Help deciding on bolt action

Rifleman1776,

The only action I seem to be able to buy by itself is the 700 which I am not too fund of. My preference would be a 70 action as I'm a big fan of Mouser style bolts. Buying a complete 70 and taking apart and rebuild it, it's a lot of money and material waste, also the 70 has a higher sicker price.

If I could find a 70 action only, possibly that would be the ticket.
 
Said that, does anybody know if it's possible to get a Winchester 70 action only?

You might be able to pick one up on Gunbroker, but nobody I know of sells only the M70 action for building rifles. The closest one would be Montana Rifle Company, they make a close clone of the M70 Winchester. If you want an affordable M70 action try to find an old push feed M70 one of the most underrated actions IMO.

Bart B.

I never said that Ruger had a stronger frame I just simply said they were larger (beefiest using OP term) because they were investment cast. I have know way of testing the strength or flexing of the action nor do I care. The Ruger receiver is just cast to save manufacturing costs, and they make darn good hunting rifles IMO but I'd never choose one for a target rifle.

As to the Remington extractor I'm no expert on them either I'm just going off what I've read or been told. I've had a M700 for nearly 20 years off and on and none have ever had the bolt handle fall off nor the extractor break over 100's of rounds.
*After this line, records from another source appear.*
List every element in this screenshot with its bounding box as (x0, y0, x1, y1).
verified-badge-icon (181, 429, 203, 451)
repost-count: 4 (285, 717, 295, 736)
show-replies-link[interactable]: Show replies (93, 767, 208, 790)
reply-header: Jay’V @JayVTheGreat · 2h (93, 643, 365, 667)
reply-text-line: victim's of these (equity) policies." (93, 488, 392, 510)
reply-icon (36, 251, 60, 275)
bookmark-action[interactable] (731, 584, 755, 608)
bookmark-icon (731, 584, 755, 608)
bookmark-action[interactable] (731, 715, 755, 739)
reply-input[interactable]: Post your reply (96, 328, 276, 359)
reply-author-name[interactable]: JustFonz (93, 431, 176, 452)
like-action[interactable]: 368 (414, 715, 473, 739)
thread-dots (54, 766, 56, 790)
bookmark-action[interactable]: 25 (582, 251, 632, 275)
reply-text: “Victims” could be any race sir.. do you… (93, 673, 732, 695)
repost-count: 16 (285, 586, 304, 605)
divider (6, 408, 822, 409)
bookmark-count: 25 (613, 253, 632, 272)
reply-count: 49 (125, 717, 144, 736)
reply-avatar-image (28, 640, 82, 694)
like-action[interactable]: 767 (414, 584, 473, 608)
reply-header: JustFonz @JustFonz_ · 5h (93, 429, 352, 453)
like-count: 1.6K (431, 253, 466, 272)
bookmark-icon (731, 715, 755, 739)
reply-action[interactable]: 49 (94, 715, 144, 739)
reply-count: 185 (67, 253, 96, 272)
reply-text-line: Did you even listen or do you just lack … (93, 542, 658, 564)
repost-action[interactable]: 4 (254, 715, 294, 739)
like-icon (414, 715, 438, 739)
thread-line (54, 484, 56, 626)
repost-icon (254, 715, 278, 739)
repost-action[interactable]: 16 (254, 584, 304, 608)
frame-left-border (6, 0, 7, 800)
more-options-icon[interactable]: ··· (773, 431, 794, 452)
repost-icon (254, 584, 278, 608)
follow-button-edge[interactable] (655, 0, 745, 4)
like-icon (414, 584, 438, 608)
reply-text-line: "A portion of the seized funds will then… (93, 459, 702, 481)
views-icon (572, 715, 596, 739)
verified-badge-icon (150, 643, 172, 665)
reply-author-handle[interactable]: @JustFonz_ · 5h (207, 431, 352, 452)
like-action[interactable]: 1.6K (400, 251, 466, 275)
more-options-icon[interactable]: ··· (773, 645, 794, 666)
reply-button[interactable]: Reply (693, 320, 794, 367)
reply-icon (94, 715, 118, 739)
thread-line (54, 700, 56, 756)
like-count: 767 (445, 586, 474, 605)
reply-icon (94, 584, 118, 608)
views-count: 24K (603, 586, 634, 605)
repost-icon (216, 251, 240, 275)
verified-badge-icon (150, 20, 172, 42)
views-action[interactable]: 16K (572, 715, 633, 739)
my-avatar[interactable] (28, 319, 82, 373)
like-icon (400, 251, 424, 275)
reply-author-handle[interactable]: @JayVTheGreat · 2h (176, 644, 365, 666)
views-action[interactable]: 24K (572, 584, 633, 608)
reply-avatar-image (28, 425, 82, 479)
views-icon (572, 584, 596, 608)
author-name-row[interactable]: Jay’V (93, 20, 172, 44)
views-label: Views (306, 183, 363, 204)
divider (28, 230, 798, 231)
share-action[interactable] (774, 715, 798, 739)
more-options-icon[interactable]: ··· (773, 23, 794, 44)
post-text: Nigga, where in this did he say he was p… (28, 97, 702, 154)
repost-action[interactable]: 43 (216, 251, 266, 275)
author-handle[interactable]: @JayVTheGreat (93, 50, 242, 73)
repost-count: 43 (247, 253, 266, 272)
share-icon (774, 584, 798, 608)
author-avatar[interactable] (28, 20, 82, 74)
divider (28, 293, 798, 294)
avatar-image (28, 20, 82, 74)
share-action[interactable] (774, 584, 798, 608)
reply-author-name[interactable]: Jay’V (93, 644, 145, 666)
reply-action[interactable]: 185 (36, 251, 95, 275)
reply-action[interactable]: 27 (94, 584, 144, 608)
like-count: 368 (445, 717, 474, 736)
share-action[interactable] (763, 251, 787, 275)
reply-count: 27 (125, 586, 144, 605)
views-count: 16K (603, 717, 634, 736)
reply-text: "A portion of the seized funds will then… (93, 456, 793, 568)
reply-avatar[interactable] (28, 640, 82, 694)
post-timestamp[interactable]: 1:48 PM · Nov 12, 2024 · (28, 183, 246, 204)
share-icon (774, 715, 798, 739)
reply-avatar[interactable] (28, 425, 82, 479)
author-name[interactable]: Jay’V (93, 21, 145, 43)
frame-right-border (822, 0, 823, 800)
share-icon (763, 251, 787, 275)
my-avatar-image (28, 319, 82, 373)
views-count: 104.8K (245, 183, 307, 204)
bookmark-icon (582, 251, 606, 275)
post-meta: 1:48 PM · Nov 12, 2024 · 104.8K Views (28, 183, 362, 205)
I don't shoot 1000's of rounds through them as they have all been hunting rifles .30-06, .270 Win and most recently .35 Whelen. I'm just going off what I've read on extractor failures and what Rich Riley told me from High Tech Custom rifles. He makes a living building M700 rifles as his main bread and butter, he does several Sako mods a year but told me I didn't need to fix it until it breaks.
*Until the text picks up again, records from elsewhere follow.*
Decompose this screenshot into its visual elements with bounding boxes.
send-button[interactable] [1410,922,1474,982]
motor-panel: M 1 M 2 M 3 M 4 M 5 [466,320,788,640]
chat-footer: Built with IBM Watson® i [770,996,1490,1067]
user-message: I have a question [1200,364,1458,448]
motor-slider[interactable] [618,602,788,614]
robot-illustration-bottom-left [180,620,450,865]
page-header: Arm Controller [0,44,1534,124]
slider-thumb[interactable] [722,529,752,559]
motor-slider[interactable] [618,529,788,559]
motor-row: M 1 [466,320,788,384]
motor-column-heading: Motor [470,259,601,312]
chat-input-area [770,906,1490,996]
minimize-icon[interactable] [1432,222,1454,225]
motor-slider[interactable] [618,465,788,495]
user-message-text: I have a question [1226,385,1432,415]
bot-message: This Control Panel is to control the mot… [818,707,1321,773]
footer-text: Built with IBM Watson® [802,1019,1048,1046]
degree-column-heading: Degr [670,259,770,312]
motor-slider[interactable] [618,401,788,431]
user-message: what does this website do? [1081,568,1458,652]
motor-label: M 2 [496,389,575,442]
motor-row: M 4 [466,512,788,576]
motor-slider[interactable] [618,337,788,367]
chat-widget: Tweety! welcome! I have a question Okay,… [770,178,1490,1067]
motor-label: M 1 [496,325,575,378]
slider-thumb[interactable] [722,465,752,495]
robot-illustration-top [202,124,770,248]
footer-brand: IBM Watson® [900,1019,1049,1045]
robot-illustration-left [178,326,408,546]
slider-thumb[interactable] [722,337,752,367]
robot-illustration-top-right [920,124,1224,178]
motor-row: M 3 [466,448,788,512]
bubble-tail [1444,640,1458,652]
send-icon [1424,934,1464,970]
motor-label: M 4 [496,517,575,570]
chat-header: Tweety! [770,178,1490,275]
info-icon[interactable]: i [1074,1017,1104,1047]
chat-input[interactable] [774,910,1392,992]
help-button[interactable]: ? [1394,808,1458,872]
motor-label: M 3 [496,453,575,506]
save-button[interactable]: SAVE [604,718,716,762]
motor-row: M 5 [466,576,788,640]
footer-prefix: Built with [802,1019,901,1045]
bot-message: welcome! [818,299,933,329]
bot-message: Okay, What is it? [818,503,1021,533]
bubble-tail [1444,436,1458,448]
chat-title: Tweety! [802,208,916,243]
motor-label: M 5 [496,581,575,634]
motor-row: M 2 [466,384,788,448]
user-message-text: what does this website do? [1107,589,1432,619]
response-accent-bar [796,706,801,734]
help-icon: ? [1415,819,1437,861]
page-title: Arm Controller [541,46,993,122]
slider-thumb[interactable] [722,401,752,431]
Having the extractor snap over the rim might weaken them like you say, but an overpressure round that is hard to extract will put a lot of force on the extractor as well. I imagine a few hot loads are going to put more forces on the extractor when "extracting" than one "blue pill" at the factory or several hundred rounds being cycled through the rifle. Of course this is JMO with no scientific evidence to back up the claim.
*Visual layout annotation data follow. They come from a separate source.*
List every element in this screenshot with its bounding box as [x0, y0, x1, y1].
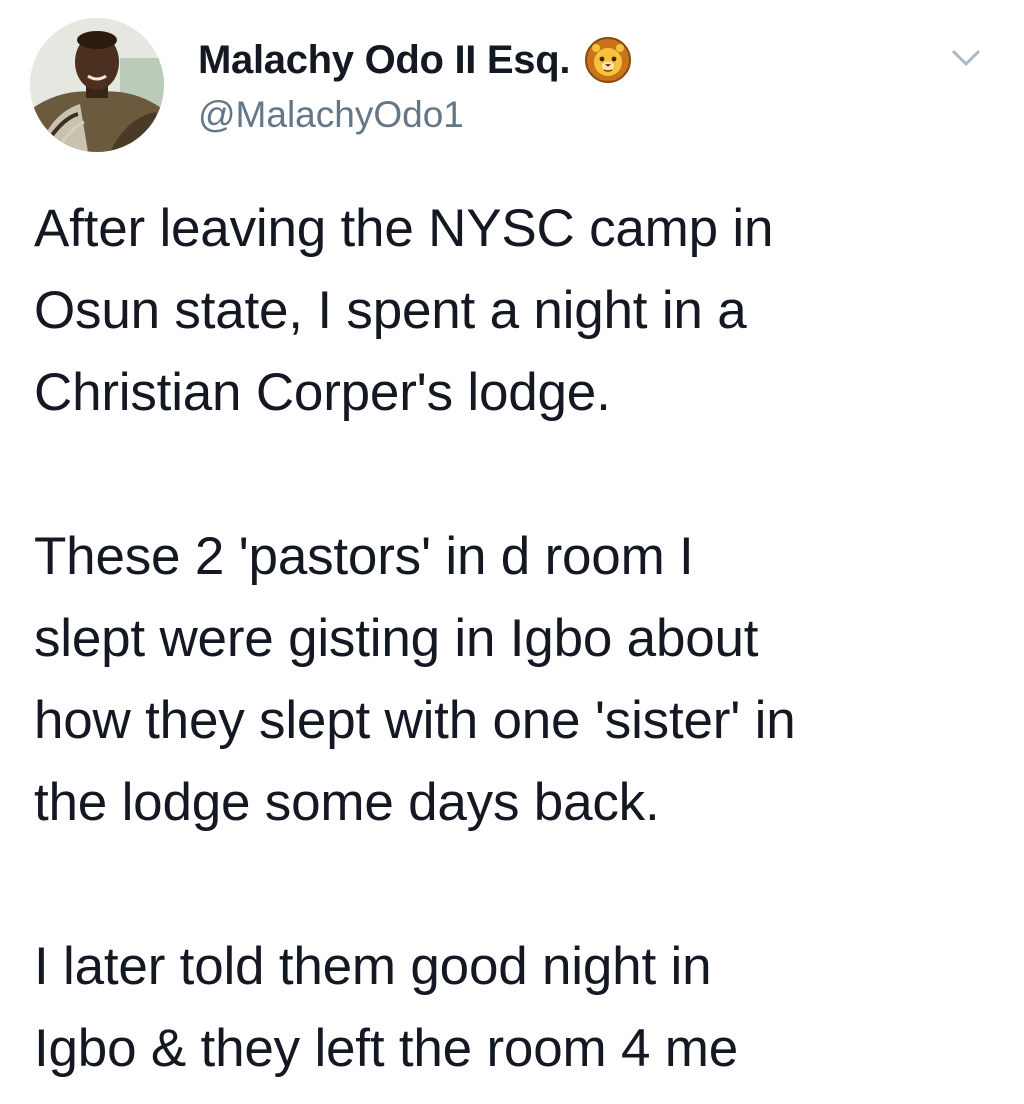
tweet-card: Malachy Odo II Esq. @MalachyOdo1 After l…: [0, 0, 1024, 1104]
chevron-down-icon[interactable]: [948, 44, 984, 72]
avatar-photo: [30, 18, 164, 152]
tweet-paragraph: These 2 'pastors' in d room I slept were…: [34, 527, 796, 832]
avatar[interactable]: [30, 18, 164, 152]
user-handle[interactable]: @MalachyOdo1: [198, 94, 632, 136]
tweet-paragraph: After leaving the NYSC camp in Osun stat…: [34, 199, 774, 422]
tweet-text: After leaving the NYSC camp in Osun stat…: [34, 188, 1004, 1090]
display-name[interactable]: Malachy Odo II Esq.: [198, 38, 570, 83]
lion-face-icon: [584, 36, 632, 84]
tweet-paragraph: I later told them good night in Igbo & t…: [34, 937, 738, 1078]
All machines have a certain amount of wear and the M700 is no different, parts that wear will eventually fail. Ufortunately we can't predict when the failure is going to happen so you have two choices be proactive or reactive and I'll be the latter when it comes to the M700 extractor.
 
The closest one would be Montana Rifle Company, they make a close clone of the M70 Winchester

taylorce1, you're the man! I just called them up and I will buy a custom ss barrel action from them all my specs! The action will fit any 70 stock and it has interchangeable components. Problems solved, plus I like giving my money to small businesses as I run one! I don't think I will any happier than that!
 
i just purchased a Browning a bolt and it is nothing but quality, it is built solid and you can just feel the work put into designing such a fine rifle, i got mine in synthetic with stainless steel 30.06 i love it and will never part.